OpenSSL Update
Our security scan is saying that our OpenSSL version is behind. We are currently running OpenSSL 1.0.2k-fips 26 Jan 2017 which is the latest provided by Yum. Is there a reason that version is 1.1.0i or later isn't available via Yum? Will newer versions be supported? What is the criteria for a software release to be published in the Yum repo's?
Responses
RHEL version numbers don't really work that way. We will often settle on a version number for a while (sometimes the entire major release) and backport features from upstream to our package.
Just saying "RHEL has version X but I need version Y" isn't accurate. The later version may have some fix or feature which we've backported to our earlier version. We do this without changing the earlier version's programming interfaces, so all your existing software still works with the improved earlier version. This is the sort of application stability advantage you gain by using RHEL.

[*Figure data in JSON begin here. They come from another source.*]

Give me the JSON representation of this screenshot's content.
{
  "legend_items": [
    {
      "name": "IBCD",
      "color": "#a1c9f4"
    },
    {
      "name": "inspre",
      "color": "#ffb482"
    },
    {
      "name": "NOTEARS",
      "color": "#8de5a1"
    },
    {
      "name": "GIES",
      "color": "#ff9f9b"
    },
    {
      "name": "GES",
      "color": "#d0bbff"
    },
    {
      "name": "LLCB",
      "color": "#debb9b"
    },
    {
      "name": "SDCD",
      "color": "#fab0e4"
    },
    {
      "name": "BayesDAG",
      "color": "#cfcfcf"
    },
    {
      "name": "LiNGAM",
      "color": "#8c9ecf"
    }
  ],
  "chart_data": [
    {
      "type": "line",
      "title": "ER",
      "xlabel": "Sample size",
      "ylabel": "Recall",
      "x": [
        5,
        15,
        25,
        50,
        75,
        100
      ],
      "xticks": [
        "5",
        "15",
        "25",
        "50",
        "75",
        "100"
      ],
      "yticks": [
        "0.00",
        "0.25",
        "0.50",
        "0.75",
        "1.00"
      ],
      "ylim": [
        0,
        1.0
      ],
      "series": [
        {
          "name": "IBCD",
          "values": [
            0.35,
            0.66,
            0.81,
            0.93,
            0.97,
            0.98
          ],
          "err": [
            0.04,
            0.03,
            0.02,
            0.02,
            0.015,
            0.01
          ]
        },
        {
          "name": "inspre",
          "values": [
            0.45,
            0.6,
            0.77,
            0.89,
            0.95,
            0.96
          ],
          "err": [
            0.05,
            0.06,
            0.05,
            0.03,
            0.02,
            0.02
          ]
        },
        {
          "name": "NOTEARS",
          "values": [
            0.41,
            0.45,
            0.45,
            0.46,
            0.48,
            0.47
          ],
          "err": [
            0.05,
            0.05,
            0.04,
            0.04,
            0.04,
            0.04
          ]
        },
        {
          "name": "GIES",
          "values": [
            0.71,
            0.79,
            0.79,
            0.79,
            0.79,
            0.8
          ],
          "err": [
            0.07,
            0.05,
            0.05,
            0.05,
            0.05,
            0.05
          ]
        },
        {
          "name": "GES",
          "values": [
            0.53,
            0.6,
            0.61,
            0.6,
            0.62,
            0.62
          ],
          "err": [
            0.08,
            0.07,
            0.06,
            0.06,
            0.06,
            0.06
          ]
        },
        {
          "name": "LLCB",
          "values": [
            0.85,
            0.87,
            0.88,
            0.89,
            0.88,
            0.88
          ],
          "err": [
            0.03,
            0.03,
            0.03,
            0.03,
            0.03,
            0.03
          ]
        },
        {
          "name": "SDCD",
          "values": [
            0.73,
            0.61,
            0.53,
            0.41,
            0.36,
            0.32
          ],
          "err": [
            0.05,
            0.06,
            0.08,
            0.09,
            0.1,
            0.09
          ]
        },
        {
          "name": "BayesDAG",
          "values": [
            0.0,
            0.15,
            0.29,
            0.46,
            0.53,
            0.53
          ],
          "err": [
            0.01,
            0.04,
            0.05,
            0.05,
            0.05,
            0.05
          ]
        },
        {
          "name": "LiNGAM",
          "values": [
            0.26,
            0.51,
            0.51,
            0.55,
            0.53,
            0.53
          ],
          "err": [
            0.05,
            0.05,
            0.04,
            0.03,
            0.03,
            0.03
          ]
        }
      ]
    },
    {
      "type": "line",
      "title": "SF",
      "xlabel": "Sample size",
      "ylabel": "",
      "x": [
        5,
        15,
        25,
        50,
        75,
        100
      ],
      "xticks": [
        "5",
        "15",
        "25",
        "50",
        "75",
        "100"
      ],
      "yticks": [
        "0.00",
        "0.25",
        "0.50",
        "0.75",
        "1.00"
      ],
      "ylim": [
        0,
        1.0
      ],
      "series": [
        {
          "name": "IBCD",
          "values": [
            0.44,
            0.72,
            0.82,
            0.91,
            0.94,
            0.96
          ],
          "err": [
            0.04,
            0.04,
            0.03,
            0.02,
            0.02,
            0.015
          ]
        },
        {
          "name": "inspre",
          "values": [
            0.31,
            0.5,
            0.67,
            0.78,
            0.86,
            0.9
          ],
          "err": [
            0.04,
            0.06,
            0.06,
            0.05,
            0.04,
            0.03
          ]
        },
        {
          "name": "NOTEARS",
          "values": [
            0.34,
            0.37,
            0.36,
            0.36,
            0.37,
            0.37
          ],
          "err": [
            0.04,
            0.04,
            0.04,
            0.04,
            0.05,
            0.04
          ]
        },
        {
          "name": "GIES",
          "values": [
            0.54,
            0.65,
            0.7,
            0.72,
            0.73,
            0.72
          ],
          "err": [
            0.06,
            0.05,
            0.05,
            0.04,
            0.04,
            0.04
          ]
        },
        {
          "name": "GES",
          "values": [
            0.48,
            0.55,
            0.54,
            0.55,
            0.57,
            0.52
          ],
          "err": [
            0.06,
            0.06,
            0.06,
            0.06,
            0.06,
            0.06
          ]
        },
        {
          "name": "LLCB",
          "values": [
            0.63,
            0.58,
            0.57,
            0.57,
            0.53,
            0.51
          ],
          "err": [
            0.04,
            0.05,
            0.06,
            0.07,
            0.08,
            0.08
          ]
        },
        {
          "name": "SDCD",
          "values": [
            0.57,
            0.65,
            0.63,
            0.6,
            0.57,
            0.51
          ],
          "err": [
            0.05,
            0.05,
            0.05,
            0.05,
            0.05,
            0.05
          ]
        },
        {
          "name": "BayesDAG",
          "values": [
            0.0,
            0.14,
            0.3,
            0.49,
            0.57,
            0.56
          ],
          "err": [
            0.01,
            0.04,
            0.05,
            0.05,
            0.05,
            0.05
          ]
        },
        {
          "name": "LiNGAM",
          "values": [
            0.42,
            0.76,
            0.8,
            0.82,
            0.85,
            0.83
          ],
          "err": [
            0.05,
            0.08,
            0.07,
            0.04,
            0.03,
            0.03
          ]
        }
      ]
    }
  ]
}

You can learn more about that development practice here: After an upstream project has released a newer version of a package when will the package on a Red Hat Enterprise Linux system be updated to this version?
The security scan needs to specify specific concerns and not just the blind advice "get a later version number". Specific concerns are usually expressed as CVEs. You can look the CVE up on the database: https://access.redhat.com/security/security-updates/ and see if we have resolved that specific concern in one of our packages.
Here's an example of that process: CVE-2017-1000117 describes a security vulnerability in git. That vulnerability is fixed in upsteam versions like 2.4.6
and 2.14.1
. However, we took that fix and backported it to our git-1.7.1
package. Now you can update the RHEL package and even though you are running an "old" version of git, you are not vulnerable to this security problem anymore.
To answer your specific questions, we have rebased OpenSSL from 1.0.1e
to 1.0.2k
in RHEL 7. We might rebase to a later version in a later RHEL 7.x release or we might not.
There are definitely criteria for backporting a fix or rebasing the package. I'm not sure of those as development of userspace packages isn't my area. I'm not sure if we provide that sort of detail about our internal practices.
Once we get out of the "Full Support phase" of the RHEL development lifecycle, we generally don't rebase packages anymore.